Having leant a new skill, I attach a link to a piece by the Danish composer Carl Nielsen, one that I enjoy so much I have, accidentally, acquired three copies of it on CD. I hope you enjoy it.
Turning to a perhaps lesser known poet – Francis Brett Young – lines that in some ways reflect this time of year:
February – By Francis Brett Young
“The robin on my lawn
He was the first to tell
How in the frozen dawn,
This miracle befell,
Walking the meadows white
With hoar, the iron road
Agleam with splintered life,
And ice where water flowed:
Till, when the low sun drank
Those milky mists that cloak
Hanger and hollied bank,
The winter world awoke
To hear the feeble bleat
Of lambs on downland farms:
A blackbird whistled sweet;
Old beeches moved their arms
Into a mellow haze
And I, alone, agaze
Stood waiting for the thorn
To break in blossom white.
Or burst in a green flame…
So, in a single night,
Fair February came,
Bidding my lips to sing
Or whisper their surprise,
With all the joy of spring
And morning in her eyes”
Continuing with the minor theme of sharing poems from other than British poets, I offer the following:
Er Ists – By Eduard Moerike
Fruehling laesst sein blaues Band
Wieder flattern durch die Luefte;
Suesse, wohlbekannte Duefte
Streifen ahnungsvoll das Land.
Veilchen traeumen schon,
Wollen balde kommen.
—Horch, von fern ein leiser Harfenton!
Fruehling, ja du bists!
Dich habe ich vernommen!
Given we now have Sarah with us, it felt appropriate to have a German poem about spring. I have no idea how it should really sound but if you assume a rhyming pattern, it sounds pretty good. As an aide, Fruehling means spring and violets are Veilchen but if you get desperate, since it is a very popular poem in Germany, turn to google. But if that is too much trouble try this translation.
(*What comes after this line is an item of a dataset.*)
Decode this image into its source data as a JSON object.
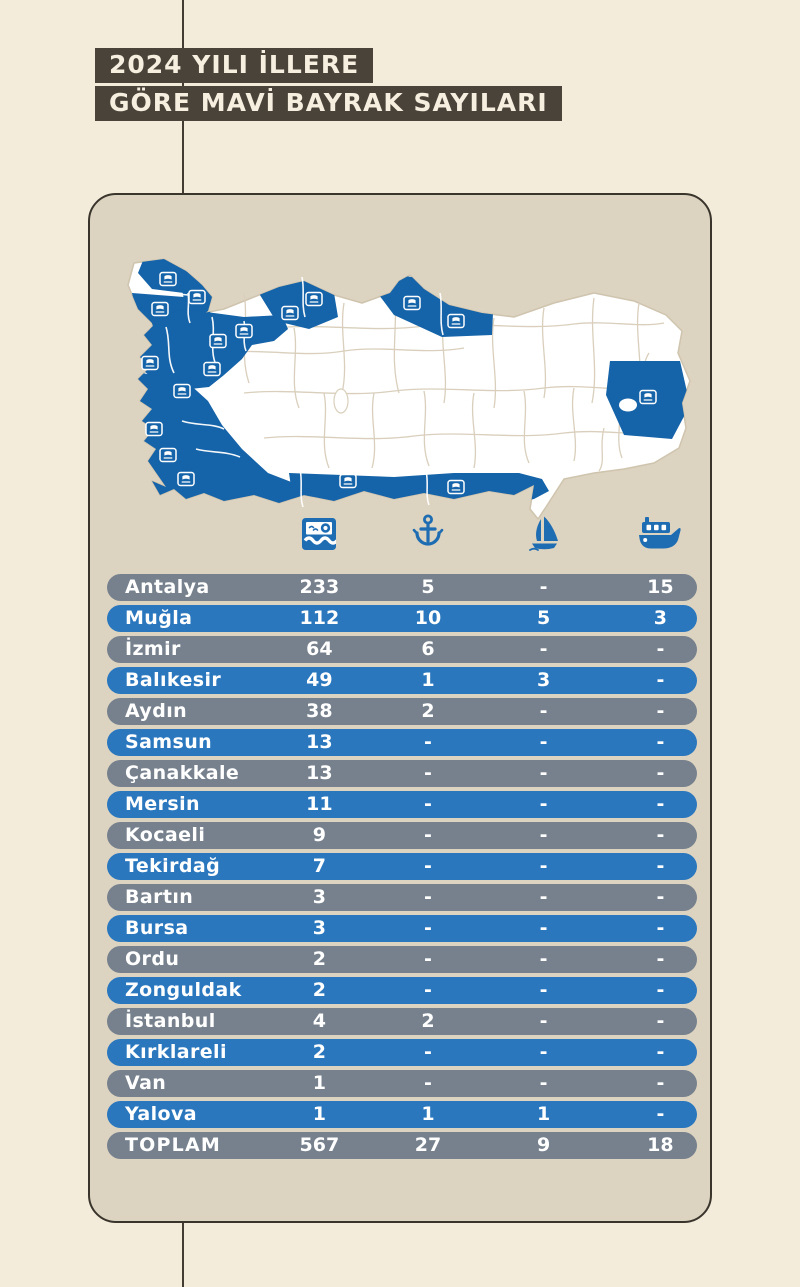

“Ribbons flutter in spring, so blue,
Flutter freshly through the skies,
Odour-sweets from earth arise,
Memories of yore so true.
Violets by now in dreams,
Wanting soon to come
Hark, sounds for a harp so gently beams!
Spring, there thou art!
Yet I’ve heard the hum”
Quite why the poem is called ‘It’s Him’ I cannot explain since after three weeks of German lessons at school I was ejected from the class as beyond redemption. Subsequently my interest in stamps means I can read German philatelic literature but have no idea of pronunciation and have some contacts with German philatelists – who speak English anyway!